Today, if you are a member of the New Patriotic Party (NPP), you can be picked up by the police over the flimsiest of reasons. You will be handcuffed like a hardened criminal, your pictures splashed across NDC media platforms, and your reputation dragged through the mud. Is this what the police have become? Are insults and criticisms now arrestable offences in our democracy?
When Kevin Taylor, the self-styled godfather of insults in Ghanaian politics, was brought into the country, what treatment did he receive? VVIP service. He was paraded into the Supreme Court with dignity, as though he was a statesman. This same Kevin Taylor rained insults on President Akufo-Addo, Vice President Bawumia, the Asantehene Otumfuo Osei Tutu, and many other noble men in our society. Yet the NDC and its sympathisers cheered him on. They hailed him as a hero.
But now, the very people who defended Kevin Taylor’s insults are applauding the police for arresting Abronye over words that are nowhere near as vile. Where is the consistency? Where is the moral ground to condemn one man’s insults and celebrate another’s?

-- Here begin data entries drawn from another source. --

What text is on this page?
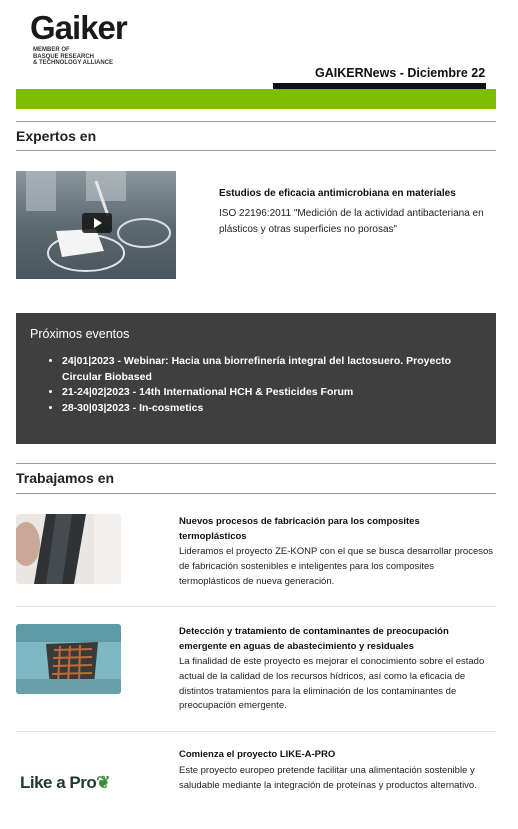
Gaiker
MEMBER OF
BASQUE RESEARCH
& TECHNOLOGY ALLIANCE
GAIKERNews - Diciembre 22
Expertos en
Estudios de eficacia antimicrobiana en materiales
ISO 22196:2011 "Medición de la actividad antibacteriana en plásticos y otras superficies no porosas"
Próximos eventos
• 24|01|2023 - Webinar: Hacia una biorrefinería integral del lactosuero. Proyecto Circular Biobased
• 21-24|02|2023 - 14th International HCH & Pesticides Forum
• 28-30|03|2023 - In-cosmetics
Trabajamos en
Nuevos procesos de fabricación para los composites termoplásticos
Lideramos el proyecto ZE-KONP con el que se busca desarrollar procesos de fabricación sostenibles e inteligentes para los composites termoplásticos de nueva generación.
Detección y tratamiento de contaminantes de preocupación emergente en aguas de abastecimiento y residuales
La finalidad de este proyecto es mejorar el conocimiento sobre el estado actual de la calidad de los recursos hídricos, así como la eficacia de distintos tratamientos para la eliminación de los contaminantes de preocupación emergente.
Like a Pro❦
Comienza el proyecto LIKE-A-PRO
Este proyecto europeo pretende facilitar una alimentación sostenible y saludable mediante la integración de proteínas y productos alternativo.
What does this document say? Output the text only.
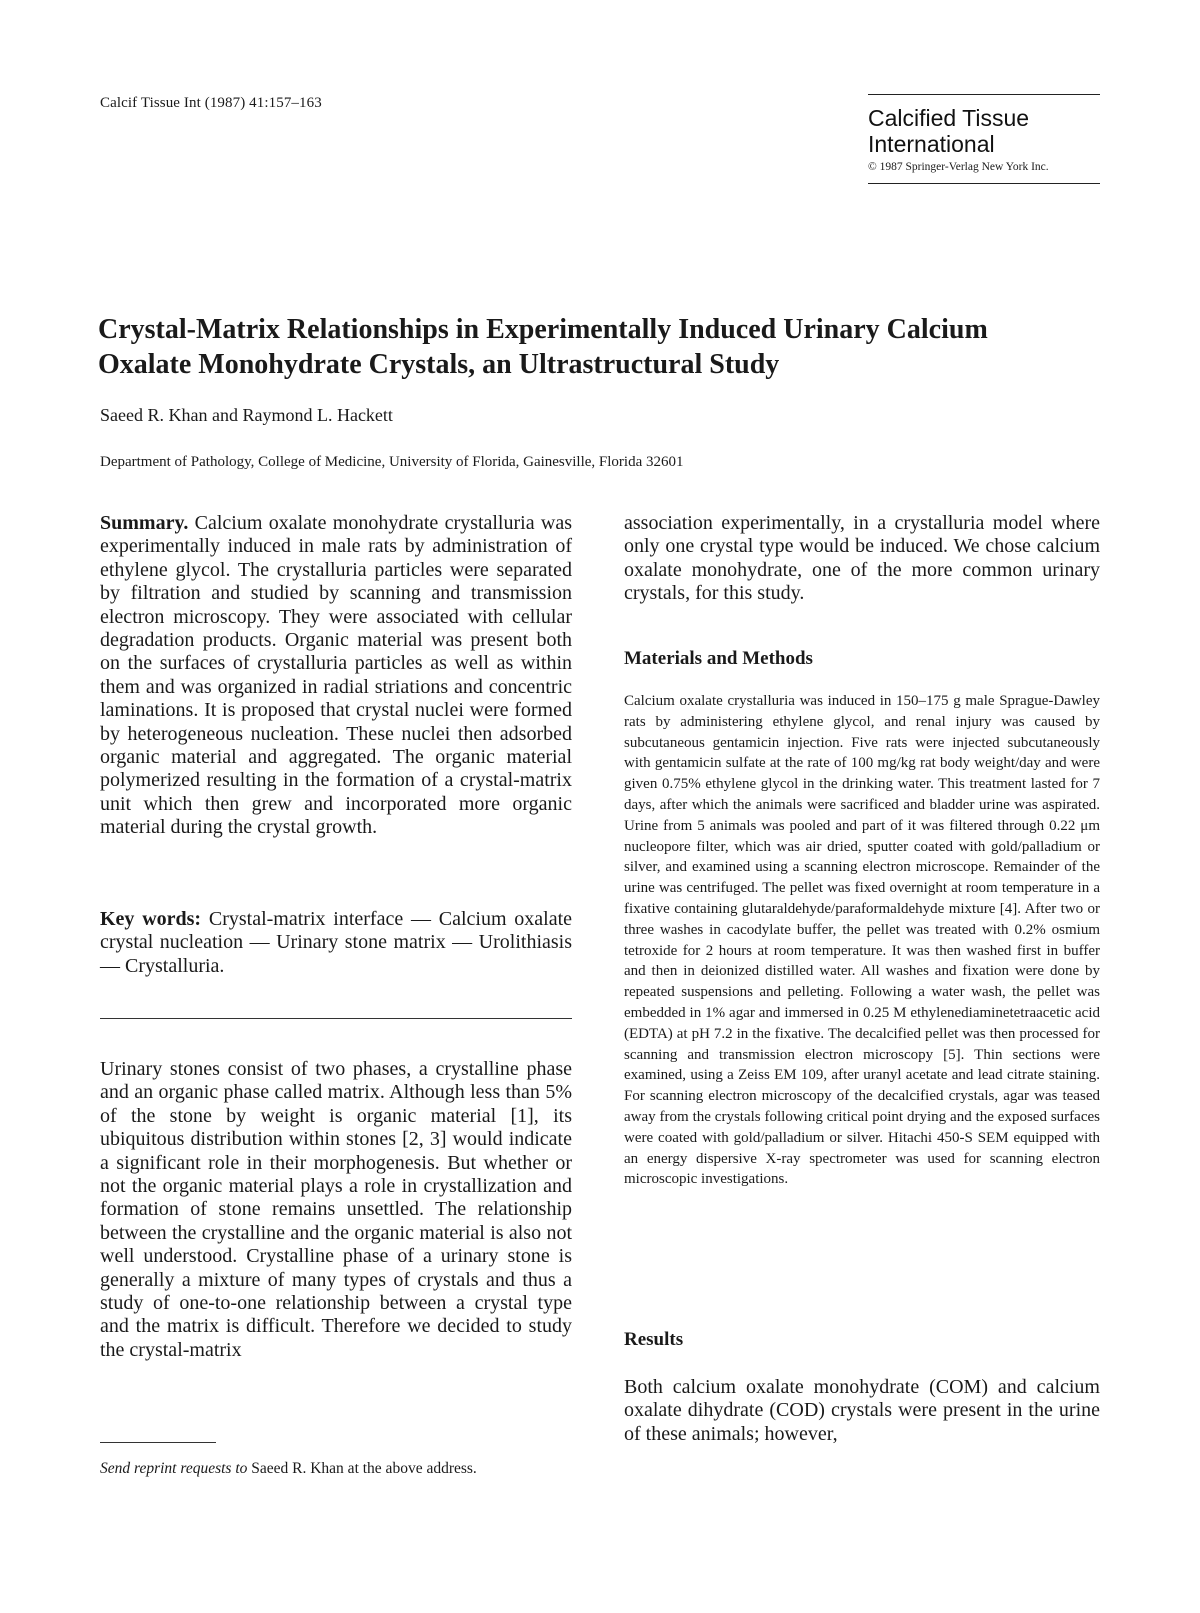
Calcif Tissue Int (1987) 41:157–163
Calcified Tissue
International
© 1987 Springer-Verlag New York Inc.
Crystal-Matrix Relationships in Experimentally Induced Urinary Calcium
Oxalate Monohydrate Crystals, an Ultrastructural Study
Saeed R. Khan and Raymond L. Hackett
Department of Pathology, College of Medicine, University of Florida, Gainesville, Florida 32601

Summary. Calcium oxalate monohydrate crystalluria was experimentally induced in male rats by administration of ethylene glycol. The crystalluria particles were separated by filtration and studied by scanning and transmission electron microscopy. They were associated with cellular degradation products. Organic material was present both on the surfaces of crystalluria particles as well as within them and was organized in radial striations and concentric laminations. It is proposed that crystal nuclei were formed by heterogeneous nucleation. These nuclei then adsorbed organic material and aggregated. The organic material polymerized resulting in the formation of a crystal-matrix unit which then grew and incorporated more organic material during the crystal growth.

Key words: Crystal-matrix interface — Calcium oxalate crystal nucleation — Urinary stone matrix — Urolithiasis — Crystalluria.

Urinary stones consist of two phases, a crystalline phase and an organic phase called matrix. Although less than 5% of the stone by weight is organic material [1], its ubiquitous distribution within stones [2, 3] would indicate a significant role in their morphogenesis. But whether or not the organic material plays a role in crystallization and formation of stone remains unsettled. The relationship between the crystalline and the organic material is also not well understood. Crystalline phase of a urinary stone is generally a mixture of many types of crystals and thus a study of one-to-one relationship between a crystal type and the matrix is difficult. Therefore we decided to study the crystal-matrix

Send reprint requests to Saeed R. Khan at the above address.

association experimentally, in a crystalluria model where only one crystal type would be induced. We chose calcium oxalate monohydrate, one of the more common urinary crystals, for this study.

Materials and Methods

Calcium oxalate crystalluria was induced in 150–175 g male Sprague-Dawley rats by administering ethylene glycol, and renal injury was caused by subcutaneous gentamicin injection. Five rats were injected subcutaneously with gentamicin sulfate at the rate of 100 mg/kg rat body weight/day and were given 0.75% ethylene glycol in the drinking water. This treatment lasted for 7 days, after which the animals were sacrificed and bladder urine was aspirated. Urine from 5 animals was pooled and part of it was filtered through 0.22 μm nucleopore filter, which was air dried, sputter coated with gold/palladium or silver, and examined using a scanning electron microscope. Remainder of the urine was centrifuged. The pellet was fixed overnight at room temperature in a fixative containing glutaraldehyde/paraformaldehyde mixture [4]. After two or three washes in cacodylate buffer, the pellet was treated with 0.2% osmium tetroxide for 2 hours at room temperature. It was then washed first in buffer and then in deionized distilled water. All washes and fixation were done by repeated suspensions and pelleting. Following a water wash, the pellet was embedded in 1% agar and immersed in 0.25 M ethylenediaminetetraacetic acid (EDTA) at pH 7.2 in the fixative. The decalcified pellet was then processed for scanning and transmission electron microscopy [5]. Thin sections were examined, using a Zeiss EM 109, after uranyl acetate and lead citrate staining. For scanning electron microscopy of the decalcified crystals, agar was teased away from the crystals following critical point drying and the exposed surfaces were coated with gold/palladium or silver. Hitachi 450-S SEM equipped with an energy dispersive X-ray spectrometer was used for scanning electron microscopic investigations.

Results

Both calcium oxalate monohydrate (COM) and calcium oxalate dihydrate (COD) crystals were present in the urine of these animals; however,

Let me be clear. I do not endorse insults in politics. I have never been comfortable with such language. But I cannot stand the hypocrisy. If you defended Kevin Taylor when he insulted our leaders, you have no justification today to cry foul over Abronye. Let only those who condemned Taylor from the beginning criticise Abronye now. The rest should remain silent.
If we are being honest, Abronye has not done a quarter of what Kevin Taylor did. Yet see how differently the police treat them. It is shameful. It exposes the police as biased, working to please the NDC instead of upholding fairness.
We must all remember that God is watching. Power changes hands. One day, those who are laughing now may find themselves on the receiving end. If we do not fix this hypocrisy, our democracy will suffer.